The newspaper’s city editor, David Parsley, wrote: "Chancellor Rishi Sunak is 'moving towards' a rise in inheritance tax as part of a raft of tax hikes to help pay the near £400b covid bill. Treasury sources have revealed that Mr Sunak is 'minded' to seek billions from people’s estates via a number of possible routes. One option is said to be an increase in the current rate of inheritance tax of 40% on estates worth more than £325,000 to 41%. The Chancellor is also looking at introducing a 45% rate on assets worth more than £1m."

The article continued: "While the measure may be temporary, it is expected to last at least three years as part of a package of tax hikes to pay off government debt accrued during the pandemic. One treasury official suggested a rise in inheritance tax would be a "politically sound move, as it would not disproportionately hit lower income families, and could be presented as a wealth tax". The source added: "It is something the Chancellor is minded to do and is moving towards, but the timing remains uncertain."
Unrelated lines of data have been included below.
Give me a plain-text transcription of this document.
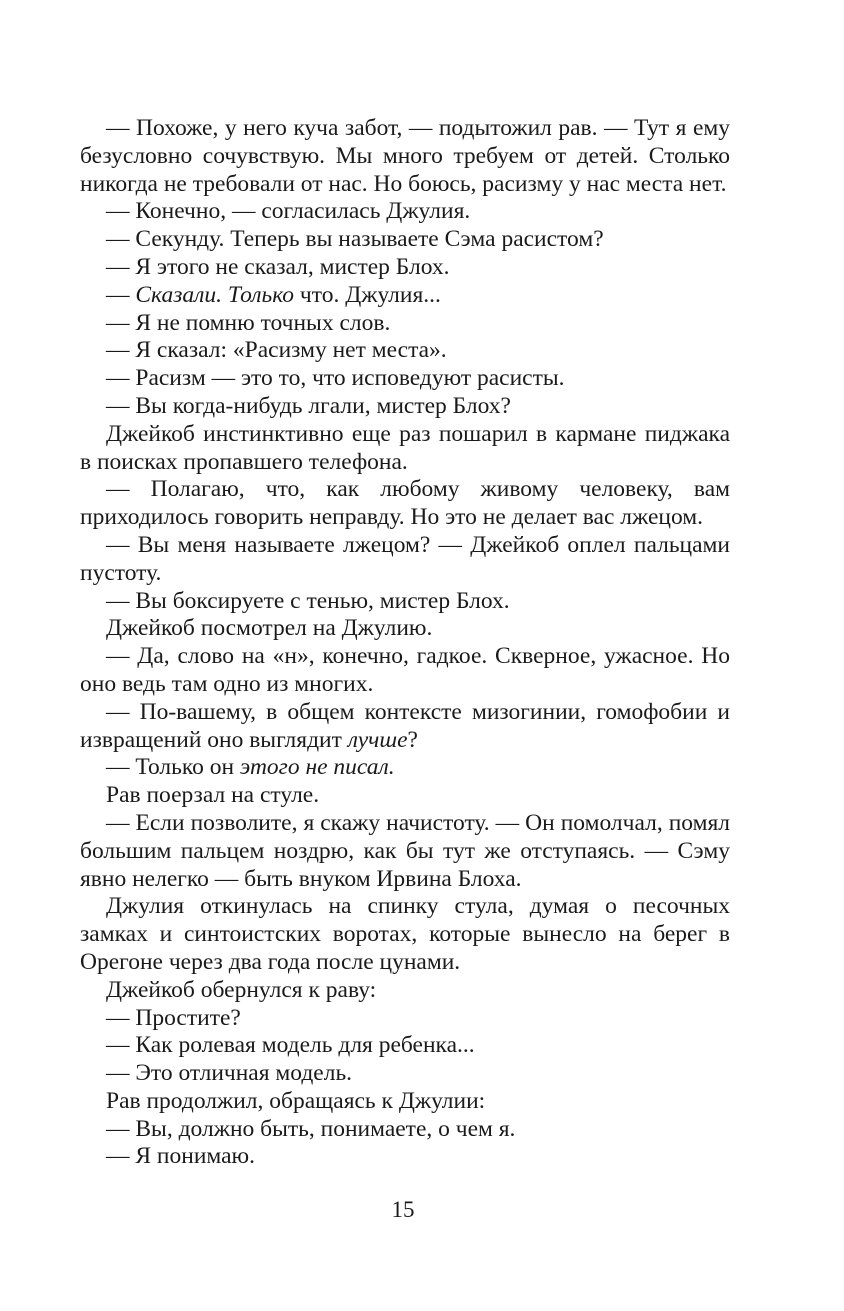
— Похоже, у него куча забот, — подытожил рав. — Тут я ему безусловно сочувствую. Мы много требуем от детей. Столько никогда не требовали от нас. Но боюсь, расизму у нас места нет.

— Конечно, — согласилась Джулия.

— Секунду. Теперь вы называете Сэма расистом?

— Я этого не сказал, мистер Блох.

— Сказали. Только что. Джулия...

— Я не помню точных слов.

— Я сказал: «Расизму нет места».

— Расизм — это то, что исповедуют расисты.

— Вы когда-нибудь лгали, мистер Блох?

Джейкоб инстинктивно еще раз пошарил в кармане пиджака в поисках пропавшего телефона.

— Полагаю, что, как любому живому человеку, вам приходилось говорить неправду. Но это не делает вас лжецом.

— Вы меня называете лжецом? — Джейкоб оплел пальцами пустоту.

— Вы боксируете с тенью, мистер Блох.

Джейкоб посмотрел на Джулию.

— Да, слово на «н», конечно, гадкое. Скверное, ужасное. Но оно ведь там одно из многих.

— По-вашему, в общем контексте мизогинии, гомофобии и извращений оно выглядит лучше?

— Только он этого не писал.

Рав поерзал на стуле.

— Если позволите, я скажу начистоту. — Он помолчал, помял большим пальцем ноздрю, как бы тут же отступаясь. — Сэму явно нелегко — быть внуком Ирвина Блоха.

Джулия откинулась на спинку стула, думая о песочных замках и синтоистских воротах, которые вынесло на берег в Орегоне через два года после цунами.

Джейкоб обернулся к раву:

— Простите?

— Как ролевая модель для ребенка...

— Это отличная модель.

Рав продолжил, обращаясь к Джулии:

— Вы, должно быть, понимаете, о чем я.

— Я понимаю.

15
A senior government adviser said: "The preference is to introduce the tax hikes after winning the next election off the back of a 'covid victory bounce'. If that becomes the plan then we can expect the next general election by the spring of 2023 at the latest, as we’ve got to start paying the bill for the pandemic in the 'medium term' as the Chancellor has already given the nation fair warning on."

It is very much a case of watch this space.